Меж тем заработал двигатель, под ногами заметно задрожала палуба, и из трубы повалил сизый дым, забивая аромат свежесрубленной сосны зловонием солярки.

– А ведь я когда-то на судью учился. Юридический в Питере закончил, а вот занесло же, – с гордостью поделился вдруг Семеныч, впрочем, без капли сожаления в голосе, и тут же добавил: – Ничего, бывает и хуже. В принципе, я всем доволен. Природа вокруг, морская романтика и все такое. Кабинеты и офисы – это уж точно не про меня.

Я не совсем понял, шутит он или нет, и к чему вообще относилось данное заявление, однако требовалось как-то поддерживать разговор.

С противоположного берега, из проступающего и тут и там за прибрежной растительностью городка, глухо залаяли собаки – сначала одна, потом почти сразу другая, а через мгновение присоединились третья и четвертая.

– Если матрос на корабле с высшим юридическим образованием, кто же у вас капитан? – попытался пошутить я, будто специально разглядывая след от самолетика над горизонтом.

Откуда-то неслышно, как привидение, появилась Калитка, явно намереваясь бесцеремонно и со знанием дела своеобычно влезть в разговор, но вовремя осеклась.

– Капитан у нас бог, – кратко и значительно молвил Семеныч.

Судья

До ужаса много машин в этом городе. Уж точно больше, чем людей. И все они непрерывно испражняются так, что иной раз от них не продохнуть. Особенно в такую вот рань, когда еще фактически ночь, но уже почти никто не спит. Особенно там, где дорога с обеих сторон зажата непроницаемыми мутными зданиями, и нет ни единого деревца, ни кустика. Только машины непрерывной рекой текут в обе стороны в исчезающих пятнах света уличных фонарей. Поток фар да габаритных огней в ошметках то ли тумана, то ли дыма. Не очень-то жизнерадостная картина. Из таких домов, что жмутся теперь по бокам дороги, люди практически никогда не выглядывают на улицу, потому что там нет ничего, кроме машин, в любое время года. Разве только совсем поздней ночью дорога освобождается и затихает, но тогда и смотреть некому, все спят.

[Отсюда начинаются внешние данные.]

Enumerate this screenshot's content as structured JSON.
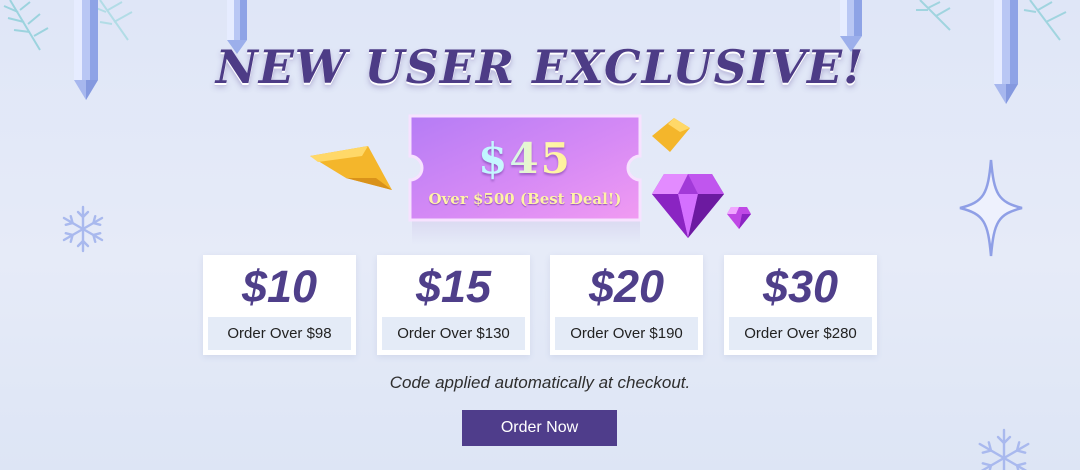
{
  "headline": "NEW USER EXCLUSIVE!",
  "featured_coupon": {
    "amount": "$45",
    "condition": "Over $500 (Best Deal!)"
  },
  "coupons": [
    {
      "amount": "$10",
      "condition": "Order Over $98"
    },
    {
      "amount": "$15",
      "condition": "Order Over $130"
    },
    {
      "amount": "$20",
      "condition": "Order Over $190"
    },
    {
      "amount": "$30",
      "condition": "Order Over $280"
    }
  ],
  "note": "Code applied automatically at checkout.",
  "cta": {
    "label": "Order Now"
  },
  "colors": {
    "brand_purple": "#4f3d8b",
    "coupon_gradient_start": "#b57cf5",
    "coupon_gradient_end": "#f19bf2",
    "gold": "#f6c23a"
  },
  "icons": [
    "crystal-icon",
    "leaf-icon",
    "snowflake-icon",
    "sparkle-icon",
    "gold-ribbon-icon",
    "diamond-icon"
  ]
}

Мой ежедневный путь лежал как раз по такой улице, и каждый раз я думал об этих жизнях за этими окнами. Больше половины из них привычно темнели, еще или уже, отражая лишь мелькающие огни улицы. В некоторых горел свет, но никого видно не было. Никто никогда не ходил здесь по тротуару. По крайней мере, я не мог припомнить, чтобы видел кого-то здесь хоть раз. Ни раннего собачника какого-нибудь, ни мамаши с детьми или с коляской, ни пацанов, ни девушек, ни пенсионеров. Унылое местечко и тянется бесконечно долго. И как назло, всего две полосы в обе стороны, свернуть некуда, а транспорта до фига. Вот и тащишься в эдакой заднице иной раз и полчаса, и даже уже почти час.

Порой я, оглядываясь вокруг, словно теряю связь со всем остальным человечеством, будто больше нет никого. Хотя вокруг десятки машин, и в этих домах, хоть безликих и с виду безжизненных, проживает масса людей. Но это будто только кажется, а на самом деле пустые машины с включенными фарами, да в окнах просто так свет горит. Для видимости. Как будто съемочные декорации дурацкого шоу какого-нибудь.

И тогда в голову обязательно какая-нибудь мерзкая мыслишка вползет и привычно расплодится там, разветвляясь и растекаясь во все стороны. Что-то такое отчаянно безысходное. Любой образ, вымазанный до неузнаваемости тоскливым отчаянием. И сразу хочется вдавить педаль в пол, сорваться с места и с диким ревом умчаться подальше отсюда, чтобы больше уже не возвращаться никогда.

Но ехать некуда, со всех сторон лишь машины и кирпичные стены. Ты то ли в западне, то ли в лабиринте – выхода нет. Да и внезапный приступ столь же быстро проходит. Вернее, притупляется, скорее. Все же в такую рань все ощущения словно спят еще.